Embarazo y deseo sexual

Durante el embarazo, el deseo sexual de la mujer puede desaparecer por completo o bien intensificarse en extremo, algo que también varía con los meses, de una mujer a otra, e incluso, entre un embarazo y el siguiente. La mujer debe considerar si desea mantener relaciones sexuales y si le parece “adecuado”. Su pareja debe comprender estas fluctuaciones en el deseo sexual de la mujer y que éstas no implican un rechazo emocional o sexual.

2319584255_0604cbfeb1.jpgEl aumento de ciertas hormonas durante el embarazo, sobre todo progesterona, junto con el aumento de flujo sanguíneo en la región pélvica puede intensificar de forma significativa el deseo en la mujer. Algunas afirman excitarse con más facilidad y experimentar orgasmos más placenteros. Pero existen factores que pueden mermar este deseo como son: las náuseas y el malestar, la fatiga, el disgusto por la nueva experiencia física, y la sensación de que embarazo y sexo no son compatibles.
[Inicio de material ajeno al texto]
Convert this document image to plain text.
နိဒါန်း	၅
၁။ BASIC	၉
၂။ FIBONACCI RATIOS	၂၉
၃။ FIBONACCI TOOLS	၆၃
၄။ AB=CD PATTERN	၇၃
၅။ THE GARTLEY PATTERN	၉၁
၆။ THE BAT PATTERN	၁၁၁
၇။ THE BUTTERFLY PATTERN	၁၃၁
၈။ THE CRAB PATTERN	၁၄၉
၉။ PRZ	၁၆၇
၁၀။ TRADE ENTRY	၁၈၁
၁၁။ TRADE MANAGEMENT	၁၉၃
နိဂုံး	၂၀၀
Las mujeres que siguen manteniendo relaciones sexuales durante el embarazo suelen seguir dos pautas comunes de deseo sexual: una pérdida progresiva a medida que la gestación avanza; o una pérdida en el primer trimestre, recuperación en el segundo (cuando las náuseas desaparecen), y nuevamente un pérdida en el tercero al aumentar mucho el volumen y acercarse el momento del parto. Cada mujer debe decidir por sí misma, pero teniendo siempre en cuenta que todo lo que a la embarazada le moleste, puede ser perjudicial para el feto.